From 1981 to 2002, photos were taken using a Pentax ME Super camera.
From 1989 to 2002, I was doing all pictures as prints (instead of slides which I had grown up on).
In 1997, at the age of 40, my photo obsession began and I started taking thousands of photos per year.
In September, 2002, I switched to digital cameras and the number of photos exploded.
Image quality is going to be variable because these are scans of slides and/or prints.
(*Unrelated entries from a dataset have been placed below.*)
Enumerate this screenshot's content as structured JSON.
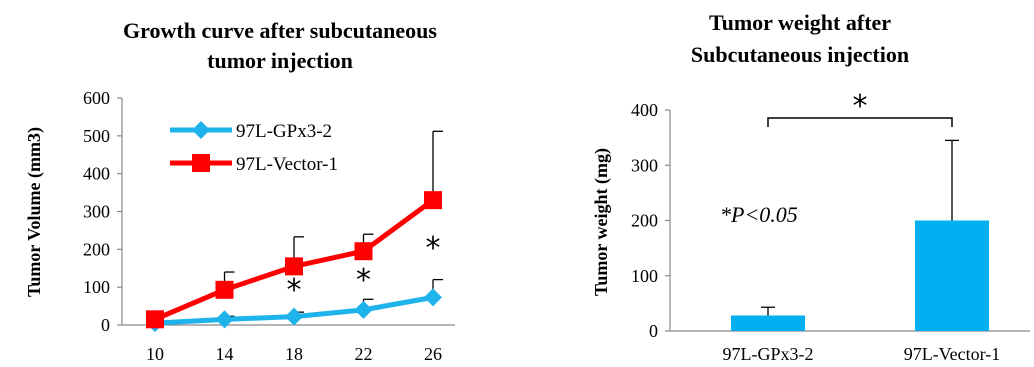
{
  "colors": {
    "series_blue": "#1fb3ec",
    "series_red": "#ff0000",
    "bar_fill": "#00b0f0",
    "axis": "#888888"
  },
  "chart_data": [
    {
      "type": "line",
      "title_lines": [
        "Growth curve after subcutaneous",
        "tumor injection"
      ],
      "xlabel": "",
      "ylabel": "Tumor Volume (mm3)",
      "x": [
        10,
        14,
        18,
        22,
        26
      ],
      "x_tick_labels": [
        "10",
        "14",
        "18",
        "22",
        "26"
      ],
      "ylim": [
        0,
        600
      ],
      "yticks": [
        0,
        100,
        200,
        300,
        400,
        500,
        600
      ],
      "series": [
        {
          "name": "97L-GPx3-2",
          "marker": "diamond",
          "values": [
            5,
            15,
            22,
            40,
            73
          ],
          "error": [
            3,
            8,
            12,
            28,
            47
          ]
        },
        {
          "name": "97L-Vector-1",
          "marker": "square",
          "values": [
            15,
            93,
            155,
            195,
            330
          ],
          "error": [
            5,
            47,
            78,
            45,
            182
          ]
        }
      ],
      "significance_marks": [
        {
          "x": 18,
          "label": "*"
        },
        {
          "x": 22,
          "label": "*"
        },
        {
          "x": 26,
          "label": "*"
        }
      ],
      "legend_position": "top-left",
      "grid": false
    },
    {
      "type": "bar",
      "title_lines": [
        "Tumor weight after",
        "Subcutaneous injection"
      ],
      "xlabel": "",
      "ylabel": "Tumor weight (mg)",
      "categories": [
        "97L-GPx3-2",
        "97L-Vector-1"
      ],
      "values": [
        28,
        200
      ],
      "error": [
        15,
        145
      ],
      "ylim": [
        0,
        400
      ],
      "yticks": [
        0,
        100,
        200,
        300,
        400
      ],
      "significance_bracket": {
        "label": "*"
      },
      "annotation": "*P<0.05",
      "grid": false
    }
  ]
}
The images shown here were scanned in two phases. In the early years of the website, I rescanned a selection of pre-digital images, all at fairly low quality settings. During the COVID pandemic, I launched the Great Rescanning Effort, rescanning ALL of my pre-digital images from various media (prints, slides, negatives, etc) at higher resolution and quality settings. Mutilple versions of images -- some from the initial scannning phase, some from prints, some from slides/negatives -- were posted so there are frequently duplicate images on the same page. At some point, I hope to have time to do a final review and get rid of the duplicates but that'll have to wait until all of the pre-digital images are finally posted.
Trips this year: North Carolina (Dad), Florida (Mom), using a time share in Arkansas to visit Civil War sites in Missouri, Georgia, Arkansas, Mississippi and Tennessee. The Civil War became my excuse to see places I'd never been to in my life and it was a great motivator for 20 years or so.